Here’s the device that makes this recipe so ridiculously easy:
Yep, a food processor. Mine is from the eighties, but it was free, so there you go. If you don’t happen to have one, don’t despair: either use a pastry cutter or your own hands to put the dough together.
Combine the flour, sugar, and salt in the food processor. I always use a full teaspoon of salt because to my mind, the beauty of this cookie is its marriage of butter, sugar, and the hint of salt, and 3/4 of a teaspoon doesn’t do it for me. Pulse a few times to thoroughly mix. Drop in the pieces of butter and continue to pulse until the dough looks like coarse meal. At this point the dough won’t look even; some pieces will be pea-sized, some will be small flakes. Leave the machine running, and add the cold water one tablespoon at a time. Whenever I make this cookie it usually takes at least 4 tablespoons to get the right texture. The dough should just come together and be very malleable.
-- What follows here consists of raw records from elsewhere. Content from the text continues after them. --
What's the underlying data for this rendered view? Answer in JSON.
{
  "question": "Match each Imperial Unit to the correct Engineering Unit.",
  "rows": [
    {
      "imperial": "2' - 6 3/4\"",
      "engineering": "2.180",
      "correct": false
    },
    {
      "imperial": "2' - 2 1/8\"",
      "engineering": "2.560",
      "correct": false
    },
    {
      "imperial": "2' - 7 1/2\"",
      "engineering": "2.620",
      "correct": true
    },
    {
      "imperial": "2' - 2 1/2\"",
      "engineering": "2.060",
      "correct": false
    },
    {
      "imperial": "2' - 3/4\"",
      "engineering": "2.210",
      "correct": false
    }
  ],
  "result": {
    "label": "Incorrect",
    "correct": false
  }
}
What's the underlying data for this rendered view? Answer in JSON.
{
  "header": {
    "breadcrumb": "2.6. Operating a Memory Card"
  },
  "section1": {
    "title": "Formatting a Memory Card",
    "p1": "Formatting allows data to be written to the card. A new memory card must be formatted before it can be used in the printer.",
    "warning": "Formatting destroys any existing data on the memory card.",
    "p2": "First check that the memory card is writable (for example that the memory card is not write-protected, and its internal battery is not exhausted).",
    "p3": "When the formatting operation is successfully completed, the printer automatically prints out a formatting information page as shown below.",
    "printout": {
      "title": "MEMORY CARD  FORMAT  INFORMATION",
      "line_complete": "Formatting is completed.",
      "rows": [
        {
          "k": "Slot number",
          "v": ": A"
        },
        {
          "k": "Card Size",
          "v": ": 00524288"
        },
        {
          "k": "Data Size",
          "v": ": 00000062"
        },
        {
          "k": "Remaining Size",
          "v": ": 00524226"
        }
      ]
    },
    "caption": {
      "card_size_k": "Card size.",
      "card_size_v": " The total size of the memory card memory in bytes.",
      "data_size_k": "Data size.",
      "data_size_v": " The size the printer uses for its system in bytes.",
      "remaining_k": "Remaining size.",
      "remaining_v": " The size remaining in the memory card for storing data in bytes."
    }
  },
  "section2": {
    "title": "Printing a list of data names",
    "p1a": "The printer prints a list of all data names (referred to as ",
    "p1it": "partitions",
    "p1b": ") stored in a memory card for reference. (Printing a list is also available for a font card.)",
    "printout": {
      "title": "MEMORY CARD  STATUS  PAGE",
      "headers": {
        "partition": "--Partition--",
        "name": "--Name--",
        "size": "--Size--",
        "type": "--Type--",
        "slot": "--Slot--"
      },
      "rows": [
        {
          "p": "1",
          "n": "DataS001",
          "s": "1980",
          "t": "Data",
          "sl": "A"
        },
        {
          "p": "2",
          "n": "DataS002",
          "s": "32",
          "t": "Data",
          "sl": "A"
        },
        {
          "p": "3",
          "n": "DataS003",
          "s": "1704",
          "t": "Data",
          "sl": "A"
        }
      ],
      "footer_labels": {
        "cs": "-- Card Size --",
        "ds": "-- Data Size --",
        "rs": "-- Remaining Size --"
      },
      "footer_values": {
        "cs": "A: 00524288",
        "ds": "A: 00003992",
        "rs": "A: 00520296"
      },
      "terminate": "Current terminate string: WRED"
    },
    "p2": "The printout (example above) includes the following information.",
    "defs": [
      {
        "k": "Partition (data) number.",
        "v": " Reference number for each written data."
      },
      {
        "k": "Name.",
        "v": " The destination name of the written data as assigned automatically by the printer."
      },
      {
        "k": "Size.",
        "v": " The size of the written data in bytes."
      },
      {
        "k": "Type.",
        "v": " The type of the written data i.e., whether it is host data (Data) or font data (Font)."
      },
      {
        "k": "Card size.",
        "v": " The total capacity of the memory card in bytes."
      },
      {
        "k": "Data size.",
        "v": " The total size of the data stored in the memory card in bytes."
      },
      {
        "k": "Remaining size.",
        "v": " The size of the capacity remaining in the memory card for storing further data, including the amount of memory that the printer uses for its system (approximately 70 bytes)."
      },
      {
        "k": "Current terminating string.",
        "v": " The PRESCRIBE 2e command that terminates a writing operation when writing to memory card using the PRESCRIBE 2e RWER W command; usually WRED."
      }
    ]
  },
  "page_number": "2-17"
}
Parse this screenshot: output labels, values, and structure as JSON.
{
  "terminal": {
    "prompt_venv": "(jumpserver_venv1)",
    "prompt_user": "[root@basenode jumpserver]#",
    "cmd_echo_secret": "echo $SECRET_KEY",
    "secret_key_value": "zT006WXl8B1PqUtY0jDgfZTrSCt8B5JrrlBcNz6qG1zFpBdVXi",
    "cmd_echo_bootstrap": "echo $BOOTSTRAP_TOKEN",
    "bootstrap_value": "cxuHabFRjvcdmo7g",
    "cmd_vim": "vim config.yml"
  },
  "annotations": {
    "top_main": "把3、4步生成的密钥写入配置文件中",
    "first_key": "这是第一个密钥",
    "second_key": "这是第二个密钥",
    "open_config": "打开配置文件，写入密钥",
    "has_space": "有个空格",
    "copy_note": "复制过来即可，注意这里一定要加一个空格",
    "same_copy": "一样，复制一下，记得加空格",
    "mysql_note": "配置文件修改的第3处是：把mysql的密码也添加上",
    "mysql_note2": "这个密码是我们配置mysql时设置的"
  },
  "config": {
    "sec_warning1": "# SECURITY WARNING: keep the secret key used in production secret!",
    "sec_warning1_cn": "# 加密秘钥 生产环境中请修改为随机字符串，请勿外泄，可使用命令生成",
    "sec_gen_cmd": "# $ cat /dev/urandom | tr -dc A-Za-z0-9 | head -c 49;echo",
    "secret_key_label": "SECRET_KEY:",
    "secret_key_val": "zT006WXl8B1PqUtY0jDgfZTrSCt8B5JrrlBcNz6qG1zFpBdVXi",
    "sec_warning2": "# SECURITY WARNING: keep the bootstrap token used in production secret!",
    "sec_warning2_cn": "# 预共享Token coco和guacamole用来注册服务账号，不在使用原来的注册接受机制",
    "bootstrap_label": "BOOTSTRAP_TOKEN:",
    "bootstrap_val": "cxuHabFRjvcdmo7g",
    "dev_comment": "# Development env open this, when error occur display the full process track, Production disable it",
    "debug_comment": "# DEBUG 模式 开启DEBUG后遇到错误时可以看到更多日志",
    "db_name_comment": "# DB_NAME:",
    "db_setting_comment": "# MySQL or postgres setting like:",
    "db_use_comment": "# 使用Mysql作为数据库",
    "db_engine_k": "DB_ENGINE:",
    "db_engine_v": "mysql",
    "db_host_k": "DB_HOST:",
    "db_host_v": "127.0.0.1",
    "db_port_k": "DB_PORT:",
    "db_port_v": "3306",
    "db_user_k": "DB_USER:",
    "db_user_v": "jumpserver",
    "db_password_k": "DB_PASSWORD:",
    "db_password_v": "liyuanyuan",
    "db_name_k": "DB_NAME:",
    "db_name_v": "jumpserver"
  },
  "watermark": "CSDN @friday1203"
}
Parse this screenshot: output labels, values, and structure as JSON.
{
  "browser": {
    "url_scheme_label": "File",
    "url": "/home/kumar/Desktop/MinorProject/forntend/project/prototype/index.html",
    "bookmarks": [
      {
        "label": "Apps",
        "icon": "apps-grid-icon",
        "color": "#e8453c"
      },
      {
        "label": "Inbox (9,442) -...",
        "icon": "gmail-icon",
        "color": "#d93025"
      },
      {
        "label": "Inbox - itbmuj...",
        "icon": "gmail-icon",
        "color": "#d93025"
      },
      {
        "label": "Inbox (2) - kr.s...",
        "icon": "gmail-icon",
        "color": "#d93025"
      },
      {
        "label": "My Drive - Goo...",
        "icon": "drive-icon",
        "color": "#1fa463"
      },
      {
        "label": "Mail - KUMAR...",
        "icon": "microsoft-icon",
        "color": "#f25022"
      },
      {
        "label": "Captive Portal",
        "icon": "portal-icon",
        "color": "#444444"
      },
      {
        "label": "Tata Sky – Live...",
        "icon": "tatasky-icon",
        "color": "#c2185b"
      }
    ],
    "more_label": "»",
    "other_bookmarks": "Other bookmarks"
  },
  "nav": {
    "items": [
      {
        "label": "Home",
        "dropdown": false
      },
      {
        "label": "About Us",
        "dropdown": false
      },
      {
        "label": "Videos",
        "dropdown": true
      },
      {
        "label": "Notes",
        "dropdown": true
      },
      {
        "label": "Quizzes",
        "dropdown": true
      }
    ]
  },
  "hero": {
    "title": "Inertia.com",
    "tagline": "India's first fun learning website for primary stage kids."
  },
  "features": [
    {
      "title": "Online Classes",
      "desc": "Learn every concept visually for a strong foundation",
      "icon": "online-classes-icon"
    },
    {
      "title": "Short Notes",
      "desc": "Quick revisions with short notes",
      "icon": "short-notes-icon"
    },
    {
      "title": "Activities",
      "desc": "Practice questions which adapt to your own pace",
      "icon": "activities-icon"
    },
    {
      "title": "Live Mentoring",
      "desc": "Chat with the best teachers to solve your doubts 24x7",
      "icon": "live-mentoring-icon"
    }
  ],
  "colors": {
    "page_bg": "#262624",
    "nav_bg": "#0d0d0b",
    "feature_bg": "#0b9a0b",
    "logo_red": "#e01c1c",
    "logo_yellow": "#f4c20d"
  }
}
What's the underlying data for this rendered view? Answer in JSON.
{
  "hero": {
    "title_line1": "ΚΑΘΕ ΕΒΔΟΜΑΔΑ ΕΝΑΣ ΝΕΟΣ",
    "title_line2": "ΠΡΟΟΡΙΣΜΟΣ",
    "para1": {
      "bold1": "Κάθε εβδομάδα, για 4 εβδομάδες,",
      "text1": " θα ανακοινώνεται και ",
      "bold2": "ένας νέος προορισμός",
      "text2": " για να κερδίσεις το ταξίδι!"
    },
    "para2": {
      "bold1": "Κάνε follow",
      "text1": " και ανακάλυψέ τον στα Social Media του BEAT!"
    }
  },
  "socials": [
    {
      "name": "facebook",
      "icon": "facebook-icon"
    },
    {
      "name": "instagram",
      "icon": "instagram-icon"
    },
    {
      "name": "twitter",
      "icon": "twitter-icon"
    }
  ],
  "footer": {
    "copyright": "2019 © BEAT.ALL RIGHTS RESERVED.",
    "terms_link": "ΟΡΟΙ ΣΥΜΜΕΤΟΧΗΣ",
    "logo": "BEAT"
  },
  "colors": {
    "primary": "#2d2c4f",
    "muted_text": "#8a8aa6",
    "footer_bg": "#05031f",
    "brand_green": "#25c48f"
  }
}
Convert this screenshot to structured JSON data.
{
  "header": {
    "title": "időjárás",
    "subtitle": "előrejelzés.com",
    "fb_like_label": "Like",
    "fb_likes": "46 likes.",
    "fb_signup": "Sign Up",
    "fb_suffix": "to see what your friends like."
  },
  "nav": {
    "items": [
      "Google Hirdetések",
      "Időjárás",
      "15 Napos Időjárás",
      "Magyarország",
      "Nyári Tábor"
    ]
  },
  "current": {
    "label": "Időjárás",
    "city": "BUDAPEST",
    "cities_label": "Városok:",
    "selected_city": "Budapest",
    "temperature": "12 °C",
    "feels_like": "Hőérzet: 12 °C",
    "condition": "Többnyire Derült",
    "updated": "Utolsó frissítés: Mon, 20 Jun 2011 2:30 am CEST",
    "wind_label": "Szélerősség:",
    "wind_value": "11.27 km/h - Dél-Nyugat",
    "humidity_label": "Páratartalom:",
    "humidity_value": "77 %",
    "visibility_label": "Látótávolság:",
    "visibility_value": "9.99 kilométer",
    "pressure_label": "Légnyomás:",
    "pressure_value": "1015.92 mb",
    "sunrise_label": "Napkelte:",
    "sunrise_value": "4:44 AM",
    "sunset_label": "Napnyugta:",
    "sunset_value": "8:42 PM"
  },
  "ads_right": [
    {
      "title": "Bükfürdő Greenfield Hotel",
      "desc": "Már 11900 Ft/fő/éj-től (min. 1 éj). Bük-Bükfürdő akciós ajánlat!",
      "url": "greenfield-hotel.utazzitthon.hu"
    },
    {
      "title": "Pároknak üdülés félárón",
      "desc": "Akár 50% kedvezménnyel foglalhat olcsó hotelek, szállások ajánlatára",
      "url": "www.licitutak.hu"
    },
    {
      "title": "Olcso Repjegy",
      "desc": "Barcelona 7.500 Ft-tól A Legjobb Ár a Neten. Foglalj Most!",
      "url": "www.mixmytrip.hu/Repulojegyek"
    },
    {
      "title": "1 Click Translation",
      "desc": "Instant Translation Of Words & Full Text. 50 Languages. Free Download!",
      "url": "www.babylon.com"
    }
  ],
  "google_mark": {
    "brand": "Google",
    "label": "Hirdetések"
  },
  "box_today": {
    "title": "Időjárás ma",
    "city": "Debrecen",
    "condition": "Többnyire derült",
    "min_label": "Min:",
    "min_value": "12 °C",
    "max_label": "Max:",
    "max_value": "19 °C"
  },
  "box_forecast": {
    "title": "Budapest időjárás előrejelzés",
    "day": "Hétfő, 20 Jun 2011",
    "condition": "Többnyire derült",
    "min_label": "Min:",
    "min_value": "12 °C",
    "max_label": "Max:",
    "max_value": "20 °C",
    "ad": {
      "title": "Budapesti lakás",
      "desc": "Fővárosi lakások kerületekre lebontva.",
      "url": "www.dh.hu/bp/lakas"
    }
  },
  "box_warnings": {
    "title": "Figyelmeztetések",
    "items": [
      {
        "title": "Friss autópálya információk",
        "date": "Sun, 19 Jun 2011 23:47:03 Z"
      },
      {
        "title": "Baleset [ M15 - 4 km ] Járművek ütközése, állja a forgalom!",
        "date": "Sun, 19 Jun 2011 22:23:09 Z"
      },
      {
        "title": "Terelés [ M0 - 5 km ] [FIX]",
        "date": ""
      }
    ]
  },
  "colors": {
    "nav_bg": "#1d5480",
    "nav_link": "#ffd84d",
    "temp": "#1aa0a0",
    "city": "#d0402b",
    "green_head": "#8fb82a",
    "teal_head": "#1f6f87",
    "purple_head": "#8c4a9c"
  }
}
Tip the dough out of the bowl, using a spatula to scrape out any that remains. Form the dough into a rough square and flatten it down a bit. Wrap the dough in plastic and chill for an hour.
When you’re ready to bake, preheat the oven to 350 degrees F. Line a baking sheet with parchment paper or a silicone baking mat. You’ll see in the following pictures that I use Silpats, a silicone baking mat by the French company Demarle. These are available in a variety of sizes from Amazon at an affordable price. Silpats have a variety of uses, but certainly if you’re someone who bakes quite a bit (and I bake every other day) parchment paper gets a bit wasteful, and Silpats are reusable and very effective.
Get the dough from the fridge and grab a rolling pin. If you don’t have a rolling pin, a wine bottle also works. Put the dough between two sheets of either parchment paper or plastic wrap (I usually use plastic wrap, since it’s already got one layer in use anyway). Roll out the dough into a rectangle about 1/4 inch thick and approximately 5 x 11 inches. Approximately – it really isn’t too important, since the beauty of the cookie is that people just break a piece off of it. Peel the top piece of plastic wrap or parchment off and flip the dough onto the lined baking sheet, then peel the remaining piece of plastic wrap or parchment off. Here’s what you should have:
And oh yes, those are fingerprints on the lower edge of my broyé. The dough is a bit delicate and had ripped apart slightly when I transferred it onto the sheet. So I just pressed it back together again. And you know what? Nobody can taste those fingerprints and you can’t even see them in the finished cookie. So don’t sweat it if this happens to you.
Next, beat the egg yolk with a few drops of cold water. Using a pastry brush, apply the egg yolk across the top of the cookie (don’t be shy here).
Now take the back of a fork (I like to use a dessert fork since the tines are smaller) and make a cross-hatch pattern across the cookie.
Bake the cookie for 30 to 40 minutes, until it’s golden. This cookie is nice because unlike actual cookies, which generally require a fairly close watch, if you’re a few minutes off with this cookie, it’s no disaster. In fact, you’ll just end up with a crispier edge, which is everyone’s favorite part anyway. You’ll know the cookie is done when it’s firm to the touch, but the center still has a bit of spring to it when you press it.
Place the baking sheet on a rack and let the cookie cool to room temperature.
The cookie is lovely by itself, and also great with a bowl of sliced peaches or strawberries and some fresh whipped cream, if you want to gild the lily a bit. Set it out on the table and watch it disappear.